I’m going to talk about the sovereignty of God. I’m going to talk about what grief looks like. I’m going to talk about how to handle change. I’m going to talk about developing kind of a baseline understanding of certain passages in the Bible that can really help us develop a theology of suffering. I want to lay out a theology of suffering for people to build into their lives for when the hard times come.
When we talk about suffering, we think of people in our church and in our community who are facing foreclosures, who feel irrelevant because their job skills don’t fit what’s out there—people facing more kinds of crises than we can even imagine. Who are the people who are going to get something really practical to take away?
I begin the book talking about the suffering and the loss that are results of the economic downturn of the last couple of years. And there is a spectrum—a continuum—of disappointment. At one end are minor annoyances and irritations. At the other end is devastating loss. And most of us regularly live in the middle and sometimes go to one end or the other, depending on what God is doing in our lives or allows to come into our lives. It can be finances, it can be kid issues, it can be marriage issues, it can be job issues, it can be health issues, it can be emotional issues, relationship issues, school issues, just anything. What does it mean to be a follower of Christ when we’re facing disappointment?
Who should people be thinking about bringing in, inviting on those Sundays?

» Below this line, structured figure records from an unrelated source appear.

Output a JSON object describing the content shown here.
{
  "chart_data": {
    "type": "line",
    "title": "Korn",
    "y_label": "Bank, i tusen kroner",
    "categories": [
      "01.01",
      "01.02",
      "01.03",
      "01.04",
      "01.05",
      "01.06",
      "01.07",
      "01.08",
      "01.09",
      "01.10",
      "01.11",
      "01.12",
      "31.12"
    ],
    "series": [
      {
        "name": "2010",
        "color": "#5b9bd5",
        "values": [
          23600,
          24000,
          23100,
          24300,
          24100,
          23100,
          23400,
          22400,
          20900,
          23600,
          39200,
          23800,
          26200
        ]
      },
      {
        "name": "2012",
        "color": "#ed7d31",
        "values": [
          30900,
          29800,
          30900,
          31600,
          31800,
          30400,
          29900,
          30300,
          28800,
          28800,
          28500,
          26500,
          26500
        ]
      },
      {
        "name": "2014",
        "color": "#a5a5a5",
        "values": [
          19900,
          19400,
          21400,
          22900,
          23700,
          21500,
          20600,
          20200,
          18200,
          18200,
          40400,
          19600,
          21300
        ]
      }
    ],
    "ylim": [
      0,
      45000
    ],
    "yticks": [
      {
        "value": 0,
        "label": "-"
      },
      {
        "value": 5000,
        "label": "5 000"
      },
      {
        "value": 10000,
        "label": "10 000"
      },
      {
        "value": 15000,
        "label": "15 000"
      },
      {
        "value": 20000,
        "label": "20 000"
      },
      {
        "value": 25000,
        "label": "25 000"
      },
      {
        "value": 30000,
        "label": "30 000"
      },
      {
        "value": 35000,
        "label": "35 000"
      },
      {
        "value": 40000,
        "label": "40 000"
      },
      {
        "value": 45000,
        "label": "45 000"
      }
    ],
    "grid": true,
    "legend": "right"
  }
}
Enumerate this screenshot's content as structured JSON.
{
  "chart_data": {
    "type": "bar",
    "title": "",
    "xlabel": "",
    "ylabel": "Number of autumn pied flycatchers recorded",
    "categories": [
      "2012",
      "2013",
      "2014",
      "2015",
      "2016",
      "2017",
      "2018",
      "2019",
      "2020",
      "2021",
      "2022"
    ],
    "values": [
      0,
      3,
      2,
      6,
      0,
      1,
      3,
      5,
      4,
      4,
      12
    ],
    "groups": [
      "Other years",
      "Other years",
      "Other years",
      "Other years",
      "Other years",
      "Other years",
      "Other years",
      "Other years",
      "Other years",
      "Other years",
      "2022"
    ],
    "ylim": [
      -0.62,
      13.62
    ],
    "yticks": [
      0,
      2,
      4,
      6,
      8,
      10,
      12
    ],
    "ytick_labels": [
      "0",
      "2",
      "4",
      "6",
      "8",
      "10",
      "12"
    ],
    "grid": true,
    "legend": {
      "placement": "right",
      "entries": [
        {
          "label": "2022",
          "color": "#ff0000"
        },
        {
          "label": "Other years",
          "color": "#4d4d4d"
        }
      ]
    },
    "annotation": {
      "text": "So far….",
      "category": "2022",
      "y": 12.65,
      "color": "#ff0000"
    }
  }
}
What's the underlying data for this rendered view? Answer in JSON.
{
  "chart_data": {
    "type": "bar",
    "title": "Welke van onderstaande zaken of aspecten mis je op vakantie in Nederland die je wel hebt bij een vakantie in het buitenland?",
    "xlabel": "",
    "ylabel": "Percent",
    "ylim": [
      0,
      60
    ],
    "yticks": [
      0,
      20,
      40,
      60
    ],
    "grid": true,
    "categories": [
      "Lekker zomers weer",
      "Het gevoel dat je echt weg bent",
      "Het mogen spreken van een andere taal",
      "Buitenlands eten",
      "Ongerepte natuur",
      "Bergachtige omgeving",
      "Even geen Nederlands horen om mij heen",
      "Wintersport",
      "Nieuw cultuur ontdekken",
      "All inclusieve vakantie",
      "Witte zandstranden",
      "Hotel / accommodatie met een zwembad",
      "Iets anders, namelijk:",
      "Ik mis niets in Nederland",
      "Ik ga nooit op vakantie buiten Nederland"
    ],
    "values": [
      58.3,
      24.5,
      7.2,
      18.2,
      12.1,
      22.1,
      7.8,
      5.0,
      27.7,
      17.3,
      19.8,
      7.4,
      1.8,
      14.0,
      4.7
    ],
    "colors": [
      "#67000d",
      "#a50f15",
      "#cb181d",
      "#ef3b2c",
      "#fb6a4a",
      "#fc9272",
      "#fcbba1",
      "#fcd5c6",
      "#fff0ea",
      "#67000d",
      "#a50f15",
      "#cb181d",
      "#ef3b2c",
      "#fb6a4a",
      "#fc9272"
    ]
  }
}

I think that’s a good question, and I think that’s how we as followers of Christ ought to think. And obviously people who are going through difficulty, people who are experiencing adversity, people who may experience a financial setback or have a family member going through a health problem. Or if there’s marital stress or kid issues. What I want to try to do is help those people think about what does it mean to follow Christ and honor Christ in that moment? And I want to give them hope, because it’s really easy to lose hope when you feel as if the lights are going out. Help those people think about what does it mean to follow Christ and honor Christ in that moment?
The message series we’ve been through this year have left their mark on us as a church. Most recently, there was Ephesians, and then the Present Help messages. Is there a desired outcome in your mind, a direction that this series could take us?
At the thirty-thousand foot level, this will be a series of messages about spiritual formation and how God uses adversity to form us. It’s James 1:2: “Count it all joy when you encounter various trials, knowing that the testing of your faith produces endurance.” And so what I would hope—and this is impossible to measure—is that people would develop more of a spiritual spinal column, so that when the wind is blowing, when the ground is shaking, when they’re facing agonizing questions, they can stand, and they can be content in their aloneness, at peace in their pain.